Overheden moeten ingrijpen en economische groei en consumptie beperken
Uitgaande van deze veronderstelling kunnen radicale politieke eisen worden geformuleerd. Zou de staat niet corrigerende maatregelen moeten nemen omdat mensen blindelings het verkeerde doel nastreven?
Natuurlijk is de “strijd om relatief inkomen” absurd wanneer men de echt belangrijke dingen in het leven opoffert, zoals tijd doorbrengen met vrienden en familie. Sommigen vergelijken het streven naar meer welzijn in dit opzicht met verslavend gedrag: de dosis moet constant worden verhoogd om hetzelfde effect te bereiken. Het is niet meer!
- Richard Layard, een van de bekendste Britse geluksonderzoekers, beveelt aan de belastingen te verhogen en bij voorkeur geleidelijk te verhogen om mensen echt geluk te brengen.
- Sommige geluksonderzoekers en ecologen willen nog krachtiger ingrijpen en beperken de economische groei, consumptie en consumptie van natuurlijke hulpbronnen sterk.
Geld maakt gelukkig
Drie Duitse economen hebben een boek geschreven met de titel “Geld maakt je gelukkig”, waarin de fundamentele twijfels over de Easterlin-paradox worden samengevat, zoals blijkt uit recent onderzoek.

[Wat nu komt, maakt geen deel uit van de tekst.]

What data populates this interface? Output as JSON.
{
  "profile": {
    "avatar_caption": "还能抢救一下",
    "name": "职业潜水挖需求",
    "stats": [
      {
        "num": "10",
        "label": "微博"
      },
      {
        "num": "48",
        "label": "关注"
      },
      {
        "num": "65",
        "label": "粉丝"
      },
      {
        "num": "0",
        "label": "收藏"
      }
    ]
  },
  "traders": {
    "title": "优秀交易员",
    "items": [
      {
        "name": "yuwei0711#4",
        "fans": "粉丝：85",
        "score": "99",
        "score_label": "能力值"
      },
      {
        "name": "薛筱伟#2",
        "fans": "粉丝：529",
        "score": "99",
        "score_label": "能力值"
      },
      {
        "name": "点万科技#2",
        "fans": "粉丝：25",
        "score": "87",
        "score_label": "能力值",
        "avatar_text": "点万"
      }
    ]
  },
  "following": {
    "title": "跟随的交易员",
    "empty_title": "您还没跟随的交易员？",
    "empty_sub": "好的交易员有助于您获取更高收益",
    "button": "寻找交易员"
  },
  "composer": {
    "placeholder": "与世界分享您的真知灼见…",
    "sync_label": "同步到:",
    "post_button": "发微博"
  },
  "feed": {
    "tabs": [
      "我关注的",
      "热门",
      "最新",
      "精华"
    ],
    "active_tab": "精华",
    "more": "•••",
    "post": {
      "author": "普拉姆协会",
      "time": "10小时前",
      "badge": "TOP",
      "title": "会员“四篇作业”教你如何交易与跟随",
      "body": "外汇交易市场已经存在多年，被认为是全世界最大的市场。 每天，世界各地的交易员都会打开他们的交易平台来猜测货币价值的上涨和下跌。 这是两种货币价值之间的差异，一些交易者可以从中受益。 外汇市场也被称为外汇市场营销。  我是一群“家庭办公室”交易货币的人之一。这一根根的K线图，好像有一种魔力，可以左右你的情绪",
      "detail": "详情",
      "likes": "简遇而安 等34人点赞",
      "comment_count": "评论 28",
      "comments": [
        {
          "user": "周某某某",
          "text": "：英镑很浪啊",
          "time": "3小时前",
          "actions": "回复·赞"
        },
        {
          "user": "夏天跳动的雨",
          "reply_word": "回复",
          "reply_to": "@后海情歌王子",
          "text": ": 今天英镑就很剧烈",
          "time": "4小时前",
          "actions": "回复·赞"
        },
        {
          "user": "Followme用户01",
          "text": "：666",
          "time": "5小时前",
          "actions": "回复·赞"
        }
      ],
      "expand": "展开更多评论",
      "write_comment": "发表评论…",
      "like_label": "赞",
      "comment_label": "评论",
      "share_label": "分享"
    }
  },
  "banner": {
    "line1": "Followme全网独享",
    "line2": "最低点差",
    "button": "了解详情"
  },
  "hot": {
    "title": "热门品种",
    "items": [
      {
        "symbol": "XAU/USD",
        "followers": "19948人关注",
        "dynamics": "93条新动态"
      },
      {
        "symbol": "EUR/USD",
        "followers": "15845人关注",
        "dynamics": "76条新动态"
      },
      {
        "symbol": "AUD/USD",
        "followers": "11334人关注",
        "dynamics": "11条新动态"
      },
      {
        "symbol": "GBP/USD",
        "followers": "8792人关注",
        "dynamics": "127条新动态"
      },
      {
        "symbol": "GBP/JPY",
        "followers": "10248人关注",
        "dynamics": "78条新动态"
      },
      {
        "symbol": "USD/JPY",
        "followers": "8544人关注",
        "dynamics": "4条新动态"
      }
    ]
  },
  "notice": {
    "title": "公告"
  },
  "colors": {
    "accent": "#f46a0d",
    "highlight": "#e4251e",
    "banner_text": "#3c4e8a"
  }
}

Veel geluksonderzoekers vertrouwen blindelings op de bevindingen van de Easterlin-paradox, waar immateriële zaken zoals gezondheid, vrienden en familie cruciaal zijn voor onze tevredenheid met het leven, en vooral langdurige werkloosheid maakt de betrokkenen ongelukkig. Maar de centrale veronderstelling van Easterlin, dat de algemene toename van rijkdom in onze geavanceerde samenleving niet relevant zou zijn voor onze ervaring van geluk, willen 3 economen niet geloven:
- Verschillende onderzoekers hebben gewezen op de twijfelachtige kwaliteit van de gegevens van de World Value Survey die door Easterlin worden gebruikt. Er zijn enkele hiaten in zijn wereldwijde onderzoek. Arme landen zijn ondervertegenwoordigd, terwijl het onderzoek daarin is beperkt tot de hogere regionen van de samenleving. Daarentegen zijn de voormalige Sovjetrepublieken, waar de bevolking niet tot de armste maar wel tot de meest ontevreden behoort vanwege politieke en sociale instabiliteit, volledig vertegenwoordigd in het onderzoek. Als alternatief voor de World Values-survey deed een Angus Deaton in 2008 een onderzoek naar de Gallup World Poll over tevredenheid met het leven in 140 landen. Verder is er een duidelijke positieve correlatie tussen tevredenheid met het leven en inkomen. Rijkere samenlevingen zijn gemiddeld genomen gelukkiger, hoewel de groei afvlakt.
- De auteurs uiten ook een fundamenteel methodologisch bezwaar. Het is niet acceptabel om de tevredenheid over het leven te beoordelen op een schaal van 0 tot 10 en vervolgens de gegevens in de loop van de tijd te vergelijken. De maximale waarde van de schaal verwijst niet naar een strikte bovengrens van geluk, maar varieert afhankelijk van wat mensen als het hoogst mogelijke niveau van tevredenheid beschouwen. Hoe meer mensen bereiken in het leven, hoe meer ze zich kunnen voorstellen. In dat geval schuift de bovenkant van de tevredenheidsschaal omhoog, terwijl de persoon zijn positie ergens lager waarneemt. Er worden dus verschillende antwoorden gegeven op verschillende schaaltijden. Dergelijke vergelijkingen tussen perioden leiden mensen op een dwaalspoor.
- Een derde argument betreft de stijging van de levensverwachting door toenemende welvaart: betere gezondheidszorg en minder fysiek zwaar werk. De paradox van Easterlin is gebaseerd op informatie over tevredenheid op een bepaald moment, maar negeert de duur van dat gevoel. Als mensen langer leven, genieten ze meer van hun relatieve geluk.